Иван Никитич сел на койку. Вот чем угрожал ему этот негодяй Гай. Такой же уголовник, как и их вожак Сталин. Недаром Сталин в тюрьмах дружил с уголовниками. Но с дочерью они еще ничего не сделали, они только угрожают, показывают ему, к чему может привести его упорство, мол, знай, что ожидает твою дочь. Нужно взять себя в руки. Они понимают: если пойдут на такое, то после этого уже никогда ничего от него не добьются, пока они только угрожают, угрожают дочерью, потом будут угрожать женой. Но угроза может перейти в действие. И самого расстреляют без суда и следствия. Его жизнь кончена, подпишет – не подпишет, жизнь кончена. Сталин его расстреляет, это ясно. Значит, надо спасать жену и дочь. Надо что-то уступить. Они согласятся и на малое. Он им слишком нужен. Без него нет троцкистской части их так называемого Объединенного центра. Зиновьев и Каменев у них в кармане, этого следовало ожидать – девять лет они каются во всех грехах, покаются и в новых, покаются, в чем им прикажут. Но он, всегда знавший цену Сталину, никогда не каялся. Он отошел от оппозиции в 1929 году, решив, что Сталин встает на путь, который предлагала оппозиция, на путь борьбы с правой опасностью, и в этих условиях следует работать для партии. Он быстро понял свою ошибку: Сталин, как всегда, маневрировал, ликвидировав оппозицию политически, он всех бывших оппозиционеров упрятал в тюрьму. Теперь он хочет их уничтожить физически. И он, Смирнов, будет уничтожен. Но он обязан спасти семью. Для этого выйдет на суд. И этим хоть в какой-то степени уменьшит ложь, которую обрушат на него покорные подсудимые и продажные свидетели.

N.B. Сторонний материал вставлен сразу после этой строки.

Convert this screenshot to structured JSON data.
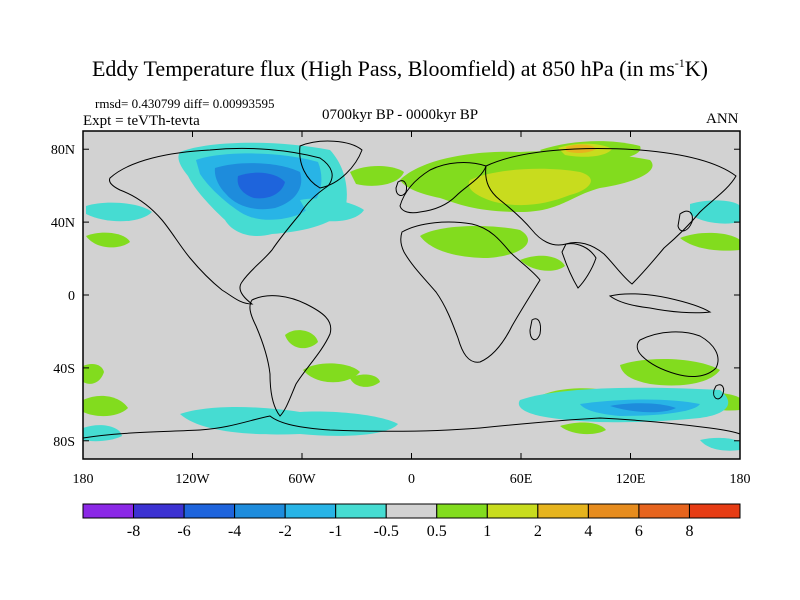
{
  "title": {
    "main": "Eddy Temperature flux (High Pass, Bloomfield) at 850 hPa (in ms",
    "exponent": "-1",
    "end": "K)"
  },
  "subtitle": {
    "stats": "rmsd= 0.430799 diff= 0.00993595",
    "experiment": "Expt = teVTh-tevta",
    "period": "0700kyr BP - 0000kyr BP",
    "season": "ANN"
  },
  "map": {
    "x_ticks": [
      "180",
      "120W",
      "60W",
      "0",
      "60E",
      "120E",
      "180"
    ],
    "y_ticks": [
      "80N",
      "40N",
      "0",
      "40S",
      "80S"
    ],
    "lon_range": [
      -180,
      180
    ],
    "lat_range": [
      -90,
      90
    ],
    "background_color": "#d2d2d2"
  },
  "colorbar": {
    "labels": [
      "-8",
      "-6",
      "-4",
      "-2",
      "-1",
      "-0.5",
      "0.5",
      "1",
      "2",
      "4",
      "6",
      "8"
    ],
    "colors": [
      "#8b28e6",
      "#3c32d2",
      "#1e64dc",
      "#1e8cdc",
      "#28b4e6",
      "#46dcd2",
      "#d2d2d2",
      "#82dc1e",
      "#c8dc1e",
      "#e6b41e",
      "#e68c1e",
      "#e6641e",
      "#e63c14"
    ]
  },
  "colors": {
    "cyan": "#46dcd2",
    "light_blue": "#28b4e6",
    "mid_blue": "#1e8cdc",
    "dark_blue": "#1e64dc",
    "green": "#82dc1e",
    "yellow_green": "#c8dc1e",
    "orange": "#e6b41e"
  }
}
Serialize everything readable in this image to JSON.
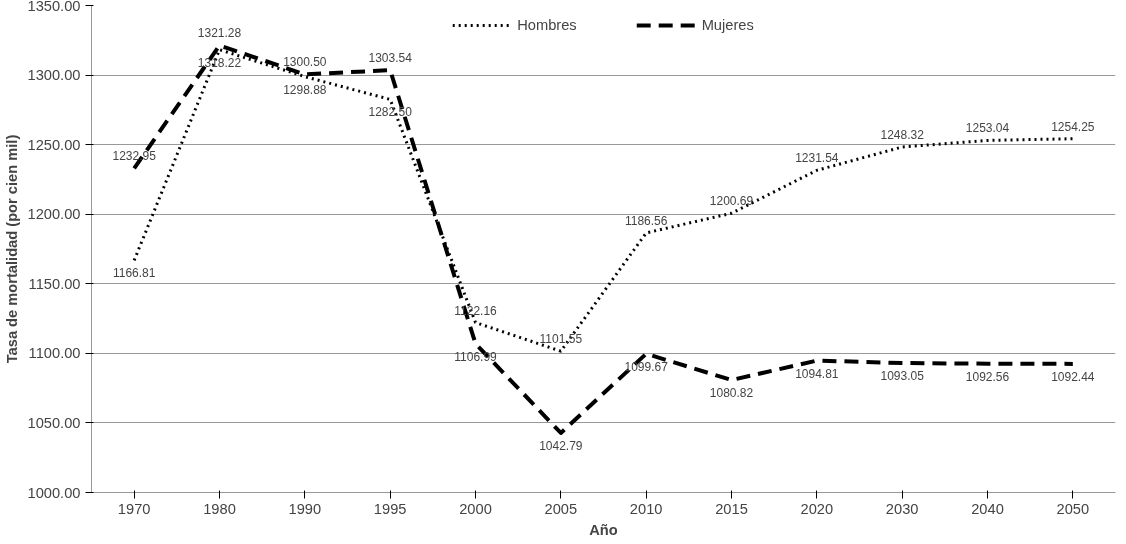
{
  "chart_data": {
    "type": "line",
    "xlabel": "Año",
    "ylabel": "Tasa de mortalidad (por cien mil)",
    "categories": [
      "1970",
      "1980",
      "1990",
      "1995",
      "2000",
      "2005",
      "2010",
      "2015",
      "2020",
      "2030",
      "2040",
      "2050"
    ],
    "series": [
      {
        "name": "Hombres",
        "color": "#000000",
        "line_style": "dotted",
        "values": [
          1166.81,
          1318.22,
          1298.88,
          1282.5,
          1122.16,
          1101.55,
          1186.56,
          1200.69,
          1231.54,
          1248.32,
          1253.04,
          1254.25
        ],
        "value_labels": [
          "1166.81",
          "1318.22",
          "1298.88",
          "1282.50",
          "1122.16",
          "1101.55",
          "1186.56",
          "1200.69",
          "1231.54",
          "1248.32",
          "1253.04",
          "1254.25"
        ]
      },
      {
        "name": "Mujeres",
        "color": "#000000",
        "line_style": "dashed",
        "values": [
          1232.95,
          1321.28,
          1300.5,
          1303.54,
          1106.99,
          1042.79,
          1099.67,
          1080.82,
          1094.81,
          1093.05,
          1092.56,
          1092.44
        ],
        "value_labels": [
          "1232.95",
          "1321.28",
          "1300.50",
          "1303.54",
          "1106.99",
          "1042.79",
          "1099.67",
          "1080.82",
          "1094.81",
          "1093.05",
          "1092.56",
          "1092.44"
        ]
      }
    ],
    "ylim": [
      1000,
      1350
    ],
    "yticks": [
      {
        "value": 1000,
        "label": "1000.00"
      },
      {
        "value": 1050,
        "label": "1050.00"
      },
      {
        "value": 1100,
        "label": "1100.00"
      },
      {
        "value": 1150,
        "label": "1150.00"
      },
      {
        "value": 1200,
        "label": "1200.00"
      },
      {
        "value": 1250,
        "label": "1250.00"
      },
      {
        "value": 1300,
        "label": "1300.00"
      },
      {
        "value": 1350,
        "label": "1350.00"
      }
    ],
    "grid": "y",
    "legend": "top",
    "marker": "none"
  }
}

Смирнов заявил Гаю, что он согласен признать, будто Троцкий в 1932 году дал установку о терроре. Но он, Смирнов, сидевший в тюрьме, никакого участия в терроре не принимал и, участвовали ли в терроре другие обвиняемые, не знает. Взамен он требует, чтобы его дочь немедленно вернули домой и чтобы ему дали возможность в этом убедиться.

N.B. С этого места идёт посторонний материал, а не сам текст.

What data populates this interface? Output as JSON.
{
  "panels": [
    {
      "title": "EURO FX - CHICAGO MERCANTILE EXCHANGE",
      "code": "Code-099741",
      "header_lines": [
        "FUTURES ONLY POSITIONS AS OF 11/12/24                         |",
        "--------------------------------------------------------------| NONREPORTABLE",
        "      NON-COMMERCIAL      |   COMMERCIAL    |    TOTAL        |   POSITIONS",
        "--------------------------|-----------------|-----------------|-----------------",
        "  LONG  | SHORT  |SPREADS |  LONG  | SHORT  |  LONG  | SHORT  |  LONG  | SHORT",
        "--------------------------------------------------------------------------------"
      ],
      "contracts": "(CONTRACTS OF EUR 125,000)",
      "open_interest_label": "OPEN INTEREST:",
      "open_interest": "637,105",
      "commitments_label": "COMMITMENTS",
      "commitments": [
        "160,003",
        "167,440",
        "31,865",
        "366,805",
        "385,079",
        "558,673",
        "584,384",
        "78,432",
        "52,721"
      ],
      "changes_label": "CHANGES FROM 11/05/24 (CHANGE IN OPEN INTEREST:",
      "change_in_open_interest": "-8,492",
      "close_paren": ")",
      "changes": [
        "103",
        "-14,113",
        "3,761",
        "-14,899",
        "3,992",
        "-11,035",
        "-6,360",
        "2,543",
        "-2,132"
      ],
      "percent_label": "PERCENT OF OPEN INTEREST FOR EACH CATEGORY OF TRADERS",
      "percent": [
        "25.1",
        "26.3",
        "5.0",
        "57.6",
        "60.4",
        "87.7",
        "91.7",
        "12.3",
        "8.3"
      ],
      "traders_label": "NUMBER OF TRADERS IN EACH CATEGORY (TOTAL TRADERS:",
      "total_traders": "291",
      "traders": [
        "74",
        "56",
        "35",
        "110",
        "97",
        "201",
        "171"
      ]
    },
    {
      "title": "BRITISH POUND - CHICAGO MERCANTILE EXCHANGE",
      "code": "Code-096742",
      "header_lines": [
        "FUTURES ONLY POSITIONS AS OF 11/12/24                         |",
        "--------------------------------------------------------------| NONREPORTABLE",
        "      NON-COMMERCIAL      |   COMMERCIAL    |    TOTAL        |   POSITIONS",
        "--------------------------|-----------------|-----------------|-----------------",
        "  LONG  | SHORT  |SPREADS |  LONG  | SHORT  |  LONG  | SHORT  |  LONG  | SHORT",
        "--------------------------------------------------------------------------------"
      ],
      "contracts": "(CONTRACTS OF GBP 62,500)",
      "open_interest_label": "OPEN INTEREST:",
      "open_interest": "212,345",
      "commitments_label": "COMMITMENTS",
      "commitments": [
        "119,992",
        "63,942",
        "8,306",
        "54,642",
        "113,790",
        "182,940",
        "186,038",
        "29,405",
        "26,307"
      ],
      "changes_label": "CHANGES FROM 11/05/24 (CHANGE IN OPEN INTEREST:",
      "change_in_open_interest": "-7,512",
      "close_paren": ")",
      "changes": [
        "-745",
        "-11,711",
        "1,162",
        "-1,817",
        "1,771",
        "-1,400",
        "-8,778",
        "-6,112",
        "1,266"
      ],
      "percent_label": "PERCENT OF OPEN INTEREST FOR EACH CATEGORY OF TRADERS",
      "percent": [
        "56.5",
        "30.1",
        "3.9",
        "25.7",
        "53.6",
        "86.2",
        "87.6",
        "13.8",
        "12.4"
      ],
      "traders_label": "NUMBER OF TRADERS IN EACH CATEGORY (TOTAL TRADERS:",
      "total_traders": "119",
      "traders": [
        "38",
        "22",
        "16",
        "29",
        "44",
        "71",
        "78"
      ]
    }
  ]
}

Гай эти условия принял. Часа через два Смирнова снова вызвали к Гаю, и тот предложил ему позвонить домой. Смирнов позвонил. Подошла жена, потом взяла трубку дочь. На их вопрос, что с ним, Смирнов ответил:

– Все в порядке.

В присутствии Гая из его кабинета Смирнов звонил каждый день и убеждался, что жена и дочь дома.

26

В приемном пункте их было трое, три женщины: одна на приемке белья, другая на выдаче, третья на выписке квитанций и получении денег.

Софью Александровну сразу поставили на выдачу белья – работу трудную и нервную. Пачки белья тяжелые, объяснения с клиентами мучительные: то чего-то не хватало, то белье порвали или посадили пятно, то вместо майки в пакет клали чужие трусы. Во многом была виновата фабрика, но и Люся, приемщица, тоже: невнимательно просматривала белье, пропускала дефекты, которые надо было отметить в квитанции.

Тамара Федоровна, пожилая, суровая, немногословная женщина, сидевшая на выписке квитанций и получении денег и считавшаяся здесь как бы старшей, делала ей иногда замечания.

В ответ Люся, молодая девчонка, фыркала:

– Буду я ихние засранные кальсоны обнюхивать!

Отдувалась Софья Александровна. Огрызаться она не умела, да и не могла оспаривать очевидное, сразу подписывала акт о недостаче или браке. Заведующий Яков Григорьевич был этим очень недоволен, глядел исподлобья, сутулый, мрачный, молча выслушивал объяснения Тамары Федоровны, неуверенно обмакивал перо в чернильницу, тупо смотрел в сводку, потом выводил загогулину, означавшую его подпись.

Прежде чем подписать документы на недостачу или на брак, он подозрительно их разглядывал, даже с обратной стороны – нет ли какого подвоха, потом говорил Софье Александровне:

– До вас никогда не было жалоб.

– Но ведь не я порчу белье, – защищалась Софья Александровна.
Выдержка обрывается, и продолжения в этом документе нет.